Keywords: microalgae; transesterification; biodiesel.

INTRODUÇÃO

Atualmente, o Brasil se destaca por gerar 45% de sua matriz energética a partir de fontes renováveis de energia, com destaque para a produção de biocombustíveis. Entre os biocombustíveis mais promissores destaca-se o biodiesel, o qual no mundo é produzido basicamente utilizando óleos como os de soja, canola e palma.1 No caso do Brasil, a produção de biodiesel a partir da soja representa, aproximadamente, 80 a 90% da totalidade da matéria-prima graxa empregada para tal finalidade.2

A soja, contudo, apresenta pouco teor de óleo no grão e baixa produtividade por hectare, além de ser uma commodity agrícola. Essas características indicam que o aumento da produção de biodiesel no mundo tendo como base esta oleaginosa pode acarretar sérios danos econômicos e ambientais, especialmente se sua produção em larga escala for acompanhada do aumento da área cultivada, com expansão da fronteira agrícola e da ocupação humana via novos desmatamentos, com consequente perda de biodiversidade.2

Nesse sentido, é essencial pesquisar fontes de matérias-primas alternativas para a produção de biodiesel e, nesse contexto, destaca-se o potencial das microalgas. Um dos mais importantes apelos para produção de biodiesel a partir de microalgas é que este tipo de cultivo não deslocará as tradicionais áreas de cultivo voltadas para a alimentação humana - uma das principais críticas à produção de biodiesel a partir de plantas oleaginosas.3

Assim como as oleaginosas, muitas microalgas são ricas em triacilglicerídeos, os quais podem ser convertidos em ésteres metílicos de ácidos graxos (FAME - fatty acids methyl esters) para produção de biodiesel. Adiciona-se ainda o fato de que estudos demonstram que a composição química de ácidos graxos presentes em algumas microalgas é similar às oleaginosas atualmente utilizadas para a produção de biodiesel, tais como soja e canola.4,5

Atualmente o processo utilizado para a produção de biodiesel a partir de microalgas é a transesterificação do óleo extraído via catálise ácida ou básica na presença de um álcool.

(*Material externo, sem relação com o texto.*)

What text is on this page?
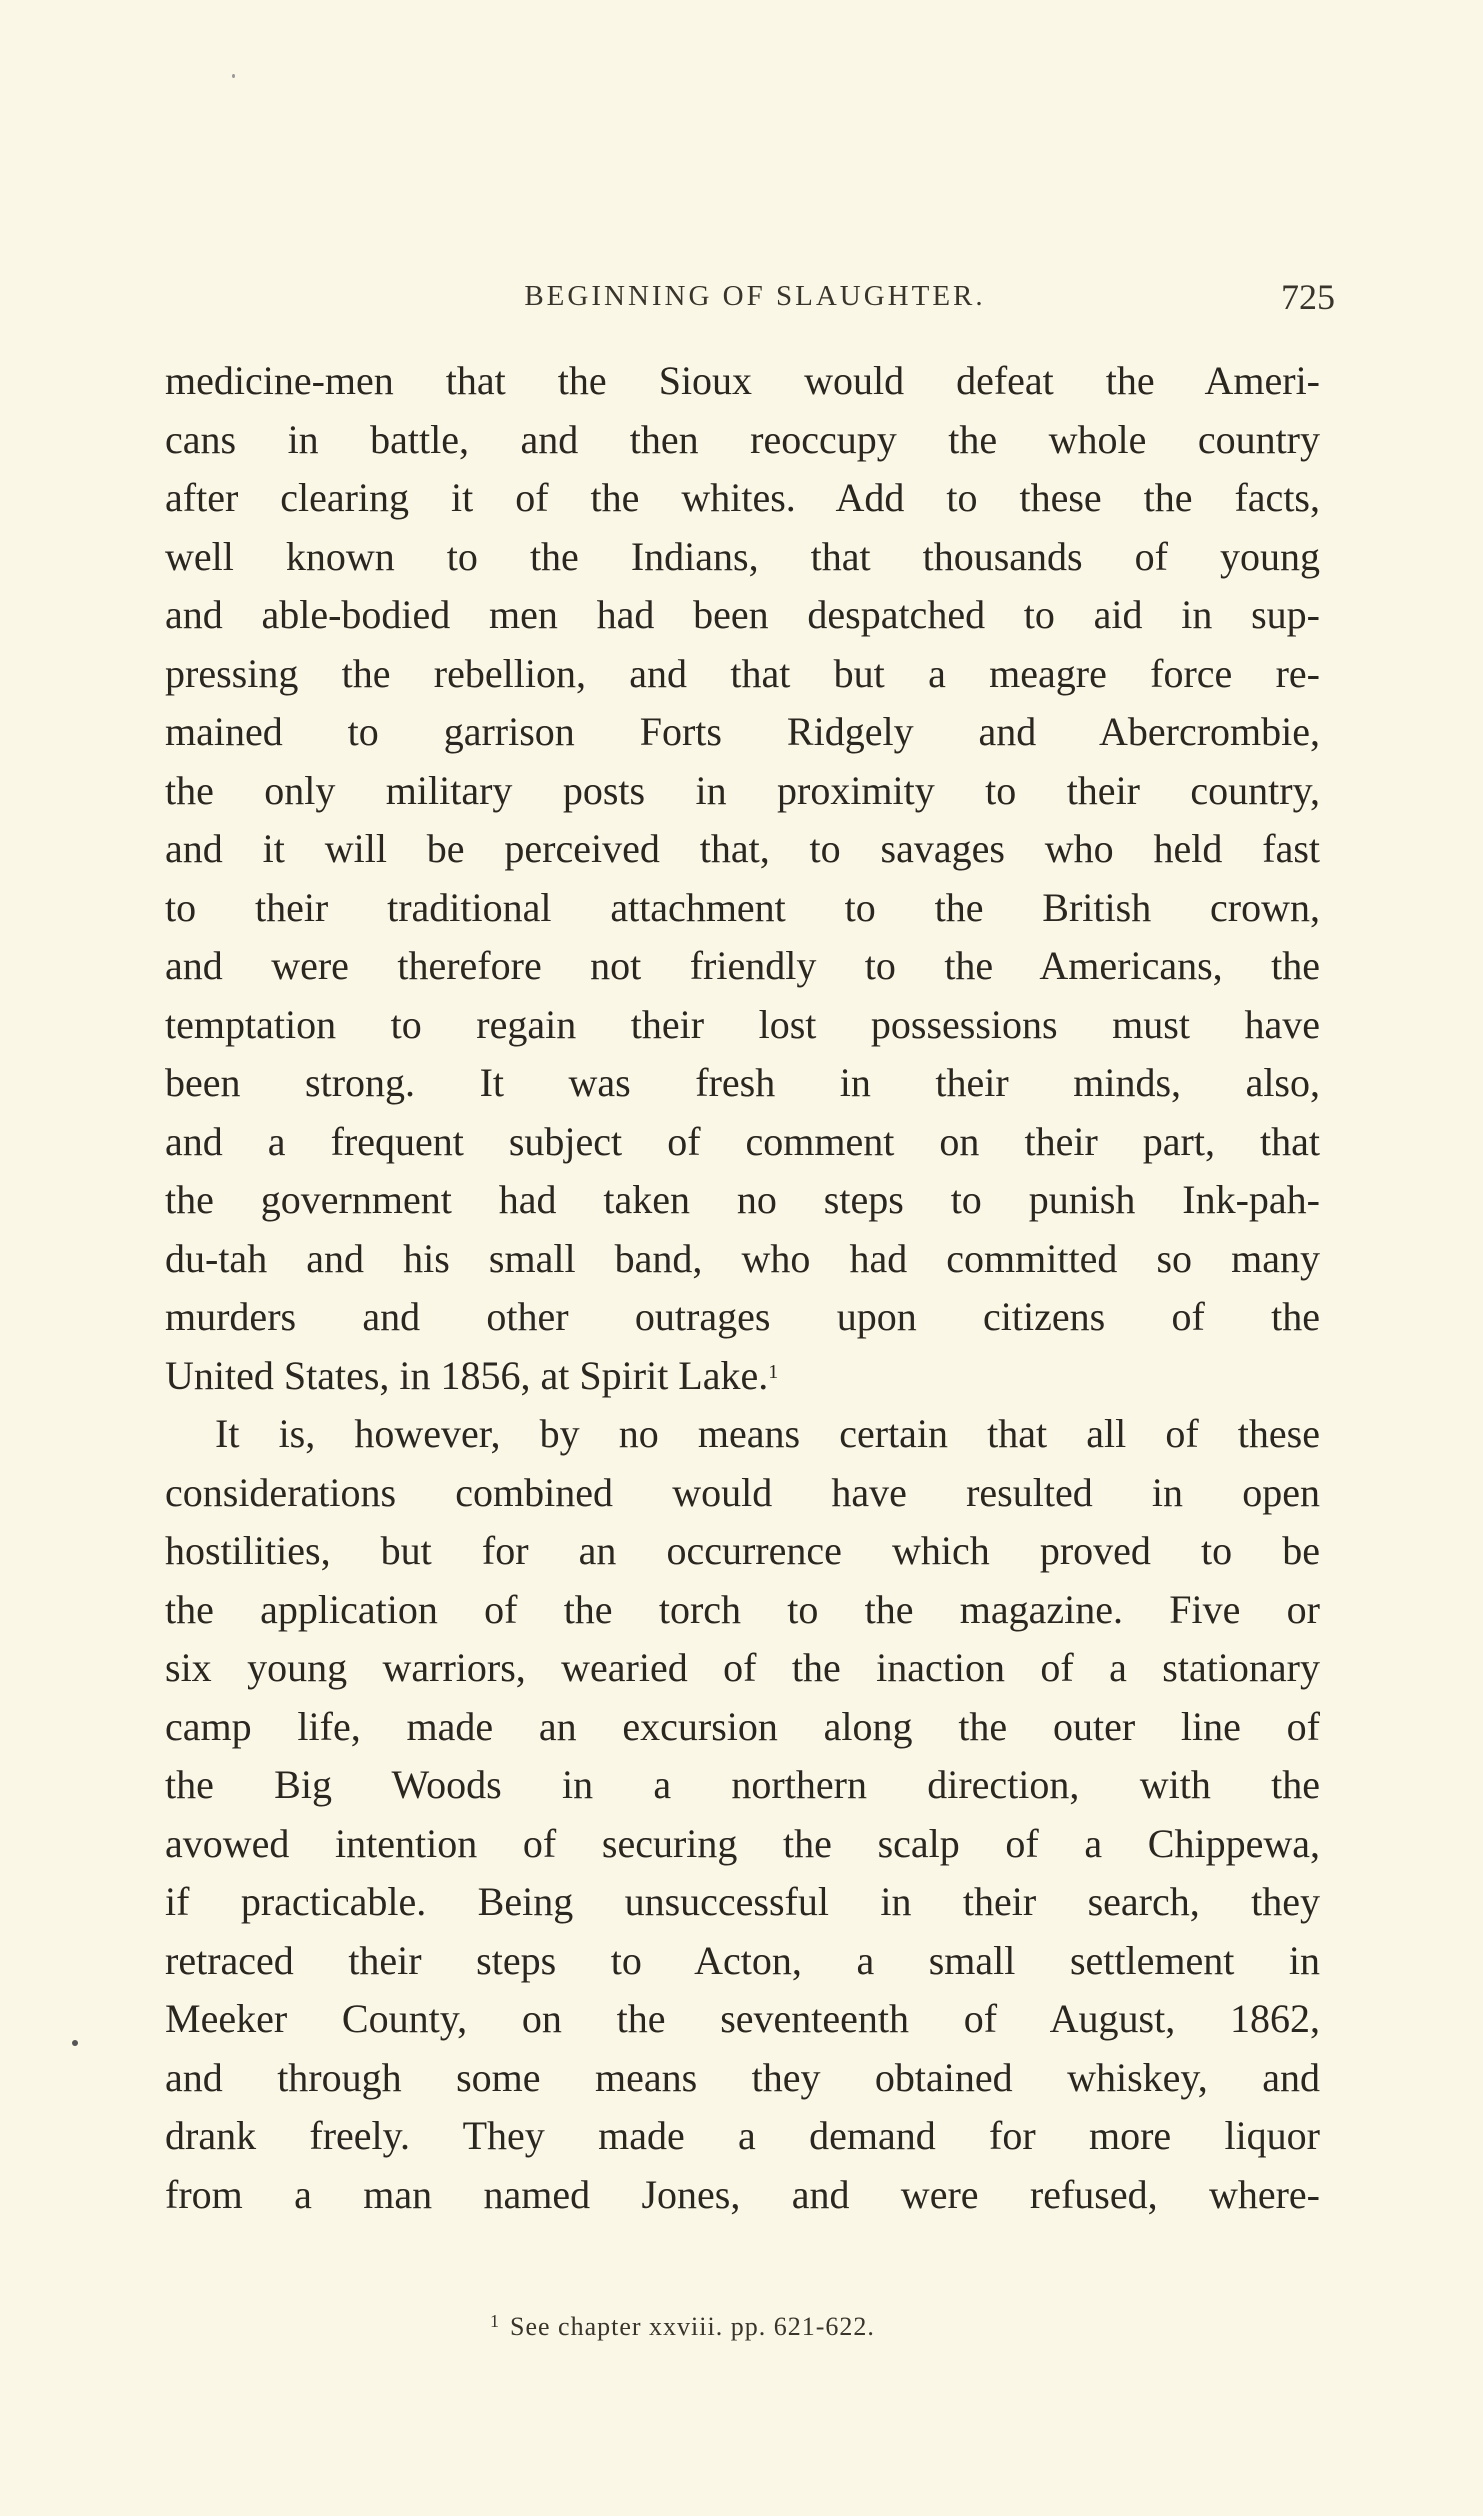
BEGINNING OF SLAUGHTER.	725
medicine-men that the Sioux would defeat the Ameri-
cans in battle, and then reoccupy the whole country
after clearing it of the whites. Add to these the facts,
well known to the Indians, that thousands of young
and able-bodied men had been despatched to aid in sup-
pressing the rebellion, and that but a meagre force re-
mained to garrison Forts Ridgely and Abercrombie,
the only military posts in proximity to their country,
and it will be perceived that, to savages who held fast
to their traditional attachment to the British crown,
and were therefore not friendly to the Americans, the
temptation to regain their lost possessions must have
been strong. It was fresh in their minds, also,
and a frequent subject of comment on their part, that
the government had taken no steps to punish Ink-pah-
du-tah and his small band, who had committed so many
murders and other outrages upon citizens of the
United States, in 1856, at Spirit Lake.$^1$
It is, however, by no means certain that all of these
considerations combined would have resulted in open
hostilities, but for an occurrence which proved to be
the application of the torch to the magazine. Five or
six young warriors, wearied of the inaction of a stationary
camp life, made an excursion along the outer line of
the Big Woods in a northern direction, with the
avowed intention of securing the scalp of a Chippewa,
if practicable. Being unsuccessful in their search, they
retraced their steps to Acton, a small settlement in
Meeker County, on the seventeenth of August, 1862,
and through some means they obtained whiskey, and
drank freely. They made a demand for more liquor
from a man named Jones, and were refused, where-
$^1$ See chapter xxviii. pp. 621-622.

Na literatura são descritos vários processos de transformação de triacilglicerídeos em biocombustíveis,6 entretanto muitos são inviáveis economicamente devido ao alto custo da matéria-prima graxa. A fim de reduzir o custo da produção de biodiesel de microalgas e aumentar o rendimento em FAME, para essa biomassa se utiliza a transesterificação direta (TD), na qual a extração e transesterificação ocorrem simultaneamente numa única etapa.7,8

Apesar da abundância das microalgas dulcícolas, a maioria das microalgas utilizadas para a produção de biodiesel é de origem marinha. Um estudo com uma mistura de biodiesel contendo 20% de biodiesel feito a partir de Chlorella vulgaris em motores a diesel demonstrou a redução da emissão de dióxido de carbono e óxidos de nitrogênio em comparação ao diesel fóssil.9 Esta microalga é composta por 28,56% (m/m) de ácidos graxos saturados e 51,91% (m/m) de insaturados.10

O biodiesel produzido através da microalga Chlorella protothecoides apresentou propriedades de combustão similares ao diesel e aos parâmetros estabelecidos pela American Society for Testing and Materials (ATSM).11-13 Outra espécie que se tem mostrado como grande potencial para produção de biodiesel é a microalga Dunaliella tertiolecta.14 A análise do perfil de ácidos graxos em D. tertiolecta mostrou teores de C18:3 e PUFA (polyunsaturated fatty acids) de aproximadamente 14,8 e 11,5%, respectivamente.15 Apesar do elevado conteúdo em PUFA, esta microalga apresenta elevada taxa de crescimento e capacidade de crescimento em diferentes condições ambientais.14

Em relação à composição de ácidos graxos entre as diferentes espécies de microalgas marinhas, a maioria delas não atenderá os parâmetros exigidos por normas internacionais, devido apresentarem consideráveis teores de ácidos insaturados, especialmente tri- e poli-insaturados. Assim, diante das potencialidades de produção de biodiesel a partir de microalgas marinhas, estima-se que o biodiesel produzido por espécies dulcícolas demonstrará melhor qualidade nas propriedades físico-químicas do biodiesel. Além disso, deve-se levar em consideração que o perfil lipídico pode ser manipulado conforme as condições de cultivo,16 objetivando baixa produção de PUFA entre as espécies de interesse.

Considerando que o Brasil é um país de dimensões continentais e que algumas áreas de grande incidência de luz solar - essencial para a produção de microalgas - se encontram afastadas do oceano, é fundamental encontrar espécies de microalgas dulcícolas que possam ser produzidas nessas regiões situadas no interior do país.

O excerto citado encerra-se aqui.